The text from Del Llano mimicked an official statement that divided the capital into six blocks with assigned times for protests, and included mocking references to "ultra-resistant pots, donations from Russia and Mexico, with a guarantee of ten thousand uses without deterioration," as well as prohibiting "any nonsense during the hours of 4 to 6 am."
Aquino Guerra did not take long to respond. In his Facebook post, the baritone strongly rejected the filmmaker's humorous tone and defended those who bang their pots every night amid power outages, mosquitoes, and hunger.
"No one goes out to bang pots and pans to liven up the agonizing nights they endure, filled with mosquitoes, the anguish of blackouts, and even hunger and desperation," wrote Aquino.
The founder of Ópera de la Calle described Del Llano's post as a mockery of "something so sacred," which constitutes "a true and incredible tragedy," and expressed feeling "great shame" for those who make jokes in that context.
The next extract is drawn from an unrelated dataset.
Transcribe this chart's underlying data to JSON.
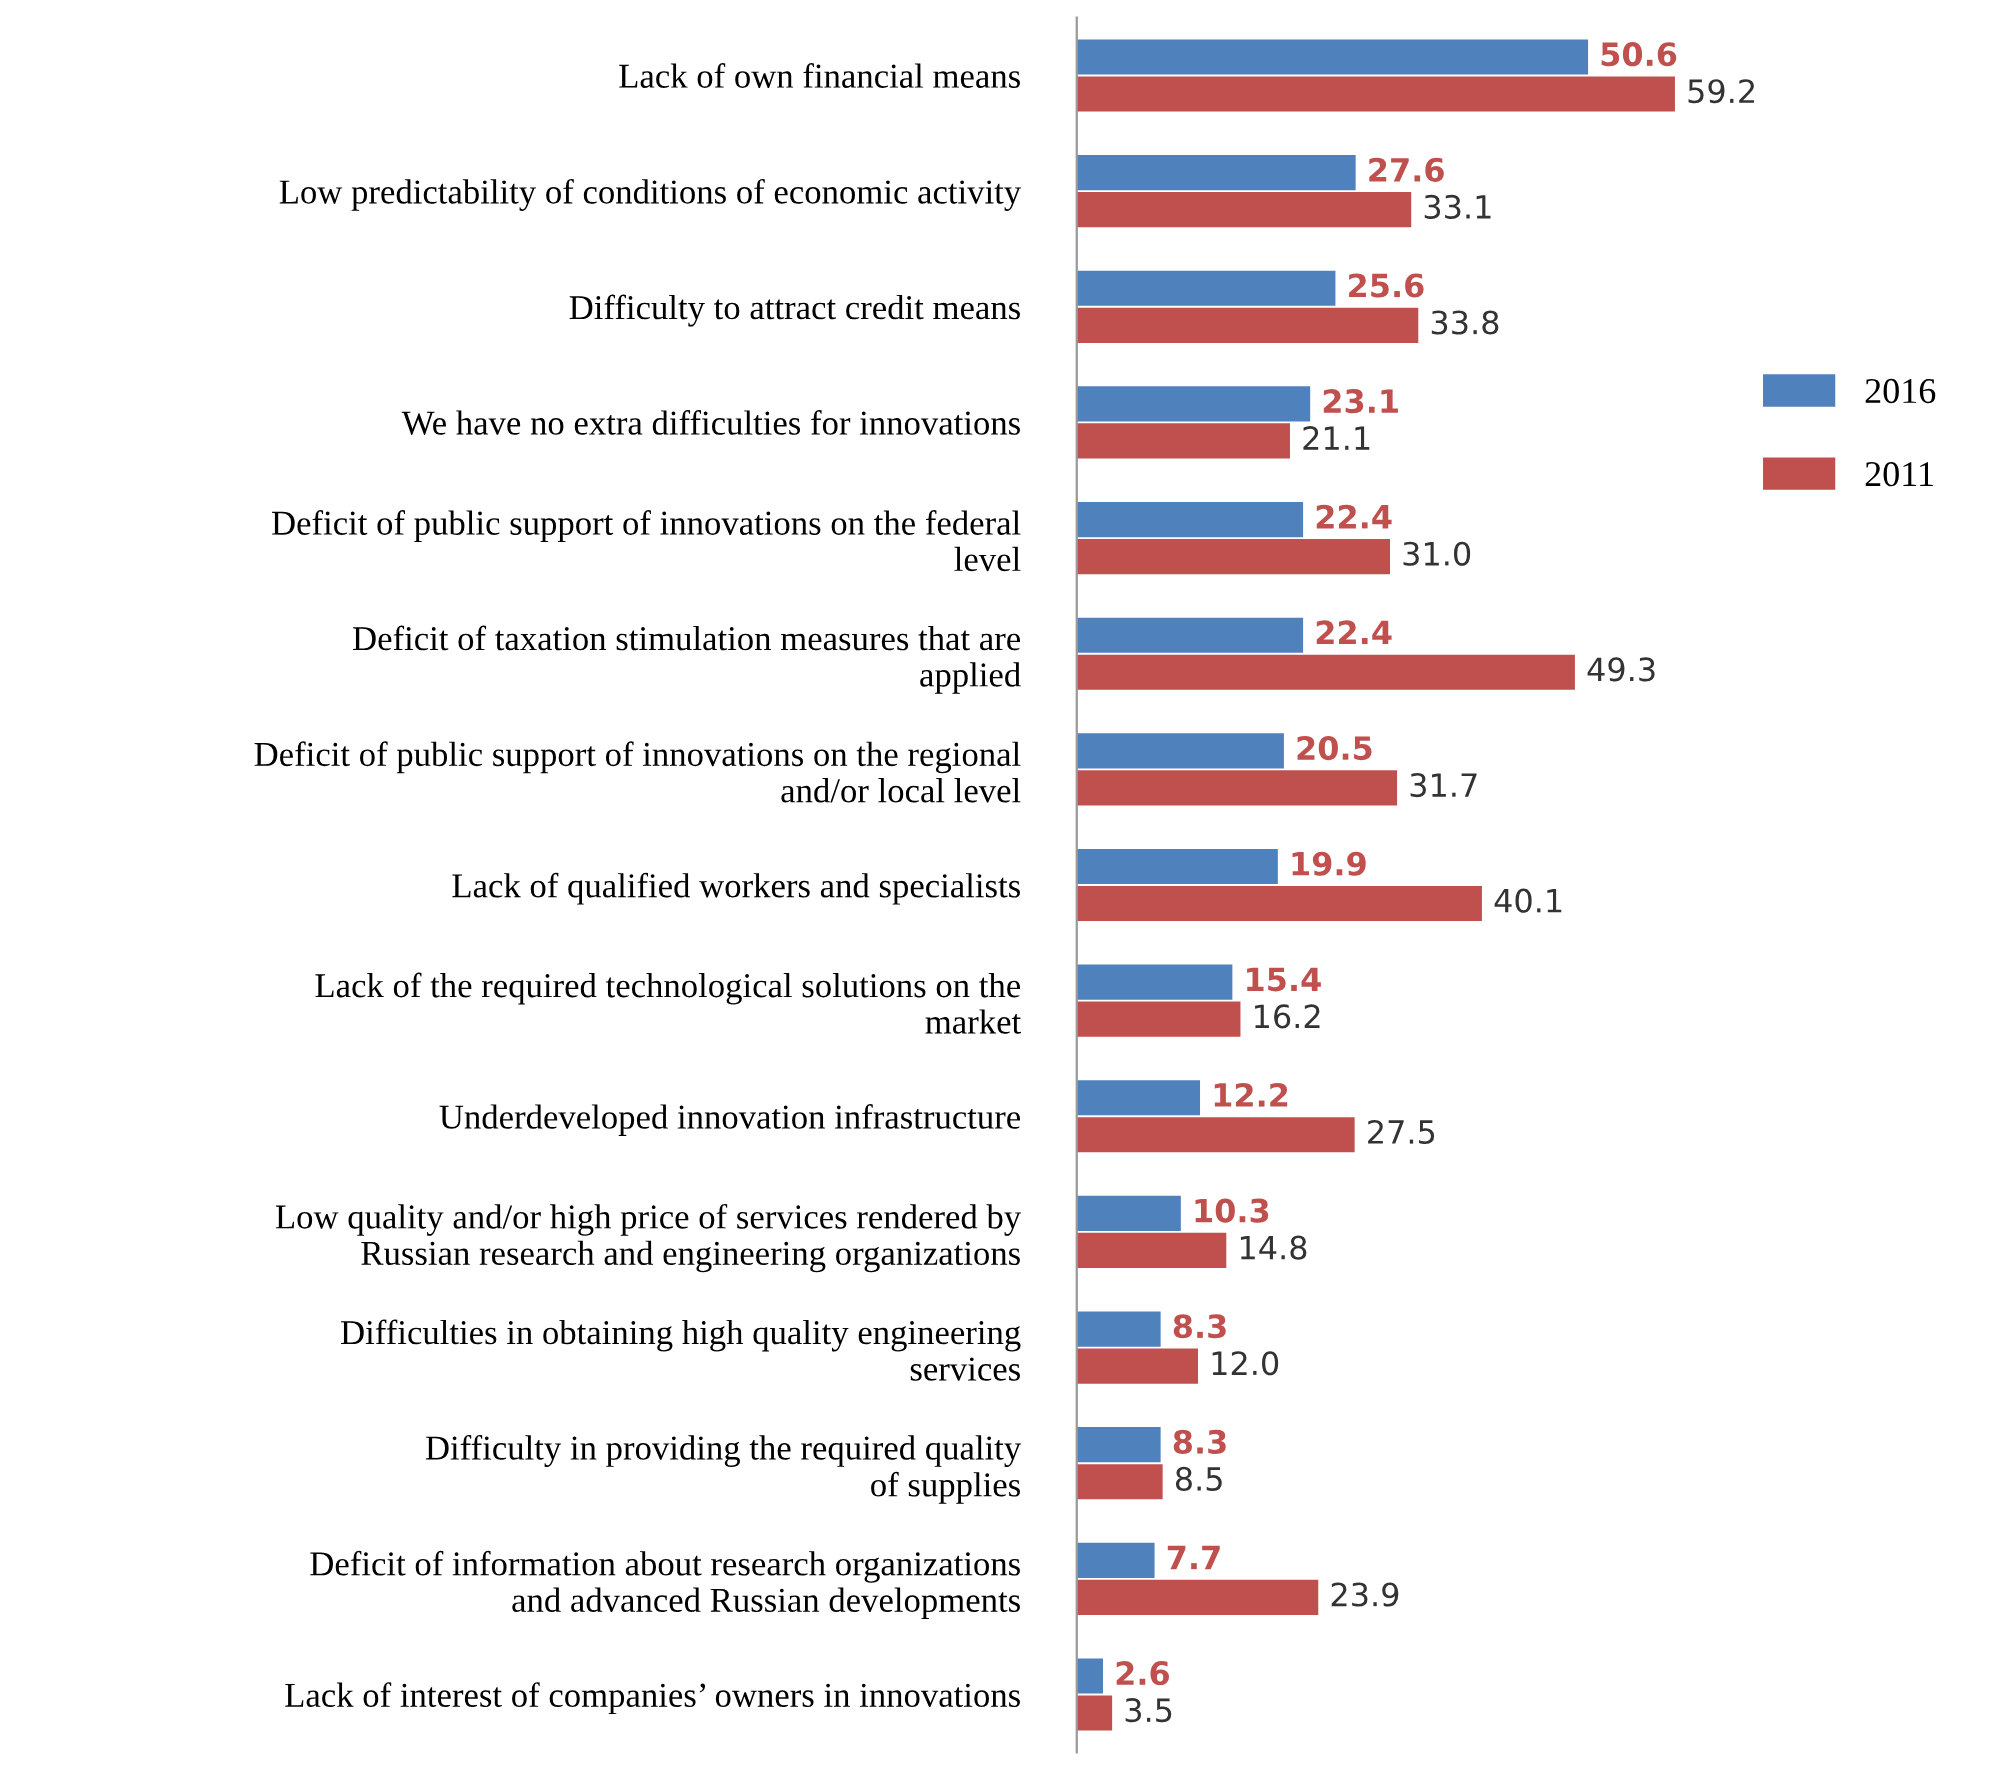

Although he acknowledged respecting Del Llano as a creator, Aquino did not hold back in his harsh judgment of him as a person: "As a man, as a citizen, and as a Cuban, I am ashamed of your cowardice, your abjection, and your lack of respect for all those who, in their most legitimate right, have nothing else but to cry out in pain."
The baritone also reproached him for the missed opportunity: "If you wanted to draw attention, it would have been more dignified to put yourself in the shoes of those who suffer."
He closed his message with a straightforward phrase: "What a shameful citizen you are."
The exchange occurs amid a wave of popular protests that have shaken Cuba since at least March 2026, when noise demonstrations were reported in multiple neighborhoods of Havana, Matanzas, and Holguín over consecutive nights, in response to power outages exceeding 24 hours a day.
In Marianao, residents gathered to burn trash containers during a blackout on March 13, while in Holguín, protests were reported in Mayarí with people taking to the streets "with the sound of pots" on the 15th of that same month.
On June 5, the sound of the pots and pans was described as the "soundtrack of exhaustion" in response to an energy crisis deemed "unprecedented."
The debate between Aquino and Del Llano reveals a real tension within the Cuban intellectual world: whether political humor can —or should— be applied to a situation of massive, daily suffering, like that experienced by millions of Cubans every night without electricity, without food, and with no other sound than the clanging of a pot.